Last but not least - the blacks. While obviously the Sony lacks very deep blacks i have to say that it still goes very dark for an IPS (apparently x900c levels). And with the loss of blacks you gain the viewing angles. The Samsungs deteoriate so fast that I could imagine simply laying down on the couch instead of sitting in the middle might lower the experience. The Sony does a great job with that:
Last but not least during the last few days I started to doubt reviews, especially the "professional" ones. And while I am a fan of measurable data and objective tests it became apparent that these are flawed as well.
Take for example, the black uniformity tests for the K5500:https://tweakers.net/reviews/4753/7/hdtvs-rond-de-600-euro-vier-keer-49-inch-getest-beeldeigenschappen.htmlhttp://opinioteca.com/tvs/analisis/samsung/k5500/
You can clearly see the backlight bleeding on the Samsung in the Tweakers review and they also mention this in the review. Opinioteca gives it a much higher score in terms of black uniformity.

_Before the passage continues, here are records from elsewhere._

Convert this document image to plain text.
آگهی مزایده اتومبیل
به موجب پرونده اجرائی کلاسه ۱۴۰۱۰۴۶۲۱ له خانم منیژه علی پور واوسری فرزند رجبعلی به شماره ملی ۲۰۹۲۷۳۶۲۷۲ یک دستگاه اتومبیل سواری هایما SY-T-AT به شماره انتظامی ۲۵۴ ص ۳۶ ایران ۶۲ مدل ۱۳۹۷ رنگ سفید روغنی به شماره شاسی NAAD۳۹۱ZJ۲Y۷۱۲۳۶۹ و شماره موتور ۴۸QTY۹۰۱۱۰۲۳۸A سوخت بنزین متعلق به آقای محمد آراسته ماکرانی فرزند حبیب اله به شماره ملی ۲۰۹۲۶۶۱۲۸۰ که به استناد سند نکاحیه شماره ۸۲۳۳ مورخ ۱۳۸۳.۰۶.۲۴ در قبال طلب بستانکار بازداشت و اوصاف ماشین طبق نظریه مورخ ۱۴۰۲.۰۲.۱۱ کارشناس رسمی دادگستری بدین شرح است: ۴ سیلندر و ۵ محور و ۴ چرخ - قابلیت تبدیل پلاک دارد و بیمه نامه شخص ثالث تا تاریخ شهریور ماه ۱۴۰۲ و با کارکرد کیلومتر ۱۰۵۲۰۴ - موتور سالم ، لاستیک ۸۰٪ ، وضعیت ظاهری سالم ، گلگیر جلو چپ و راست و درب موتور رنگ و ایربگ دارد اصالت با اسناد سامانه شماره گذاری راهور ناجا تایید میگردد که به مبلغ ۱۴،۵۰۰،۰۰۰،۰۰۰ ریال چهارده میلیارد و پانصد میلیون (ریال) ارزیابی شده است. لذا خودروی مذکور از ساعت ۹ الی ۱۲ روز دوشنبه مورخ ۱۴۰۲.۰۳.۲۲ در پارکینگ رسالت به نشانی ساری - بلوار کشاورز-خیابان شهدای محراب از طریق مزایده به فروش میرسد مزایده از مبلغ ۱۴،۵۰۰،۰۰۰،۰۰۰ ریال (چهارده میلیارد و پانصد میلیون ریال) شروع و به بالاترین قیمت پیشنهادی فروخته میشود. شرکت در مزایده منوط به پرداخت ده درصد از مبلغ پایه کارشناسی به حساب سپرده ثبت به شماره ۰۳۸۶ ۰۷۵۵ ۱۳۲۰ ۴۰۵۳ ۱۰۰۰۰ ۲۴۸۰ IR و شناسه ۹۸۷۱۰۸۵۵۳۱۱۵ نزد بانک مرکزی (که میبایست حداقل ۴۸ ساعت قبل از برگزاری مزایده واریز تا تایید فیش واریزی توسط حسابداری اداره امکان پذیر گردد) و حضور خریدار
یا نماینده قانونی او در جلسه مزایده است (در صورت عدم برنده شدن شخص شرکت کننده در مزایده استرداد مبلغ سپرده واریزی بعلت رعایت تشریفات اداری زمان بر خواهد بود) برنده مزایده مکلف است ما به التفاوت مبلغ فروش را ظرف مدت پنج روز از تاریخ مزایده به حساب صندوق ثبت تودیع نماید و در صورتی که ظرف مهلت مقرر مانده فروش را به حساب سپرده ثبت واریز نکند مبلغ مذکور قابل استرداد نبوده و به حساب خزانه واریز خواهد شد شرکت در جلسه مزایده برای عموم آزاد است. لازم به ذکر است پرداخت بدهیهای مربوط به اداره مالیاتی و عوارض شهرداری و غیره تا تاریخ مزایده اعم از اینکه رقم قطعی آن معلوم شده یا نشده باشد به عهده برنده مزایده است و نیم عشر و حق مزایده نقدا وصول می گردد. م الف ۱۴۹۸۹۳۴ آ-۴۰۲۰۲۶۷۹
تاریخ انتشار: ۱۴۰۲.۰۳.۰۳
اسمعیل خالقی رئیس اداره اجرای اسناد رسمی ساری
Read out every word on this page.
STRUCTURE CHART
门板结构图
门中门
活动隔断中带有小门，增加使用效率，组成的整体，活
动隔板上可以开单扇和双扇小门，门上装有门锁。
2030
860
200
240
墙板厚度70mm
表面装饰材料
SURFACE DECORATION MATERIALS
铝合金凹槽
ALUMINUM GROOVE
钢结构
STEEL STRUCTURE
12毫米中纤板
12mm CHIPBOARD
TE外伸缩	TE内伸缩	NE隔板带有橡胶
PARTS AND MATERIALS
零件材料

Or the judder tests in these two reviews:http://opinioteca.com/tvs/analisis/samsung/ku6000/http://www.rtings.com/tv/reviews/samsung/ku6300
While Rtings says it fails the judder test, Opinioteca says it passes. By no means do I want to discredit one or the other reviewer but I would refrain from using only one particular source for all reviews.
The KU6000 is very tempting, but there is also another argument against it which is a bit personal: I know that once I will have a 4K screen i will try to play all games and watch all the movies in 4k which will make the rest of my setup (most importantly - my gaming PC) obsolete.
I also haven't talked about two arguments which are less important for me but might be for someone else. First - connections. There is no Euro / Scart nor Headphone out on the Samsungs. Second - scaling. While Sony has a good reputation with their scaling engines, Samsung doesn't really so. I will feed my TV mostly FHD / UHD material from a PC, consoles and maybe an OSSC in the future so both those differences aren't very important to me.